Marketing Director George Matta also said a slowdown in Europe on the back of the euro zone debt crisis would be countered by growing demand from Middle East and US markets.
"We expect rebar consumption (in Egypt) to grow to 7.4 million tons in 2010, up from 7.2 million tons last year," he told Reuters.
Rebars, used in the construction industry, represented three quarters of Ezz Steel’s sales in the first quarter, with flat steel accounting for most of the rest.
Ezz Steel last week posted a 78 percent year-on-year jump in first-quarter net profit to LE 105 million ($19 million) as strong domestic demand and a recovery in global flat steel prices boosted margins.
"There will be negative effects on exports because of the slowdown in Europe but demand in the US and the MENA (Middle East and North Africa) region will continue to grow," Matta said.
Asked about a report late last month that the Algerian authorities would freeze Ezz Steel’s planned $750 million investment in Algeria, he said the company had still not received any notification.
"We have not heard anything from the government that indicates that anything will happen to our project," he said on the sidelines of a conference, without commenting further.

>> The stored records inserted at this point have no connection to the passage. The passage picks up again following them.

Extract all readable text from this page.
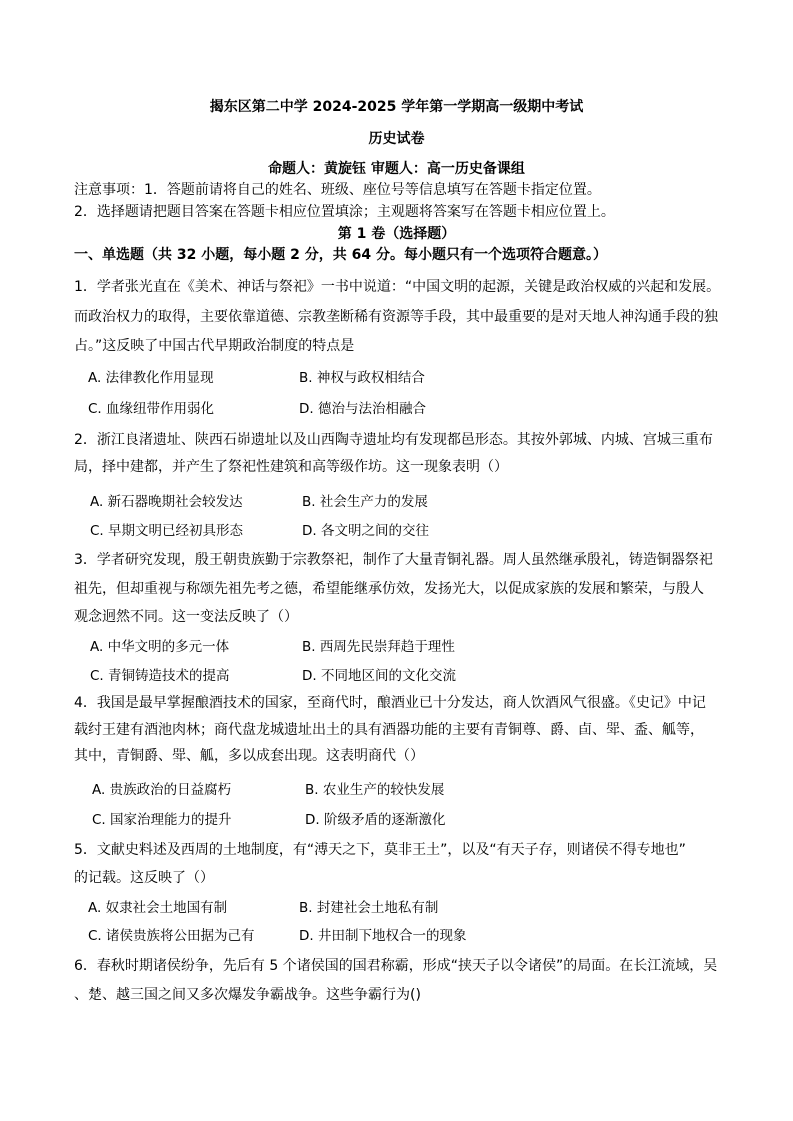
揭东区第二中学 2024-2025 学年第一学期高一级期中考试
历史试卷
命题人：黄旋钰 审题人：高一历史备课组
注意事项：1．答题前请将自己的姓名、班级、座位号等信息填写在答题卡指定位置。
2．选择题请把题目答案在答题卡相应位置填涂；主观题将答案写在答题卡相应位置上。
第 1 卷（选择题）
一、单选题（共 32 小题，每小题 2 分，共 64 分。每小题只有一个选项符合题意。）
1．学者张光直在《美术、神话与祭祀》一书中说道：“中国文明的起源，关键是政治权威的兴起和发展。
而政治权力的取得，主要依靠道德、宗教垄断稀有资源等手段，其中最重要的是对天地人神沟通手段的独
占。”这反映了中国古代早期政治制度的特点是
A. 法律教化作用显现	B. 神权与政权相结合
C. 血缘纽带作用弱化	D. 德治与法治相融合
2．浙江良渚遗址、陕西石峁遗址以及山西陶寺遗址均有发现都邑形态。其按外郭城、内城、宫城三重布
局，择中建都，并产生了祭祀性建筑和高等级作坊。这一现象表明（）
A. 新石器晚期社会较发达	B. 社会生产力的发展
C. 早期文明已经初具形态	D. 各文明之间的交往
3．学者研究发现，殷王朝贵族勤于宗教祭祀，制作了大量青铜礼器。周人虽然继承殷礼，铸造铜器祭祀
祖先，但却重视与称颂先祖先考之德，希望能继承仿效，发扬光大，以促成家族的发展和繁荣，与殷人
观念迥然不同。这一变法反映了（）
A. 中华文明的多元一体	B. 西周先民崇拜趋于理性
C. 青铜铸造技术的提高	D. 不同地区间的文化交流
4．我国是最早掌握酿酒技术的国家，至商代时，酿酒业已十分发达，商人饮酒风气很盛。《史记》中记
载纣王建有酒池肉林；商代盘龙城遗址出土的具有酒器功能的主要有青铜尊、爵、卣、斝、盉、觚等，
其中，青铜爵、斝、觚，多以成套出现。这表明商代（）
A. 贵族政治的日益腐朽	B. 农业生产的较快发展
C. 国家治理能力的提升	D. 阶级矛盾的逐渐激化
5．文献史料述及西周的土地制度，有“溥天之下，莫非王土”，以及“有天子存，则诸侯不得专地也”
的记载。这反映了（）
A. 奴隶社会土地国有制	B. 封建社会土地私有制
C. 诸侯贵族将公田据为己有	D. 井田制下地权合一的现象
6．春秋时期诸侯纷争，先后有 5 个诸侯国的国君称霸，形成“挟天子以令诸侯”的局面。在长江流域，吴
、楚、越三国之间又多次爆发争霸战争。这些争霸行为()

An Algerian official said on May 27 that his country had frozen the deal signed in 2007 with Ezz Steel and was in talks with other investors including ArcelorMittal to replace the Egyptian firm.
The plant, earmarked for the eastern Algerian region of Jijel, still exists only on paper.
Ezz Steel said that strong domestic demand and a recovery in global flat steel prices would continue to boost margins in 2010, reversing a decline in 2009. Analysts expect steel prices to increase in 2010 on rising raw material costs as global demand improves.
Steel prices rallied strongly in the first quarter of this year, mainly driven by the rising prices of key ingredients such as iron ore, coking coal and scrap.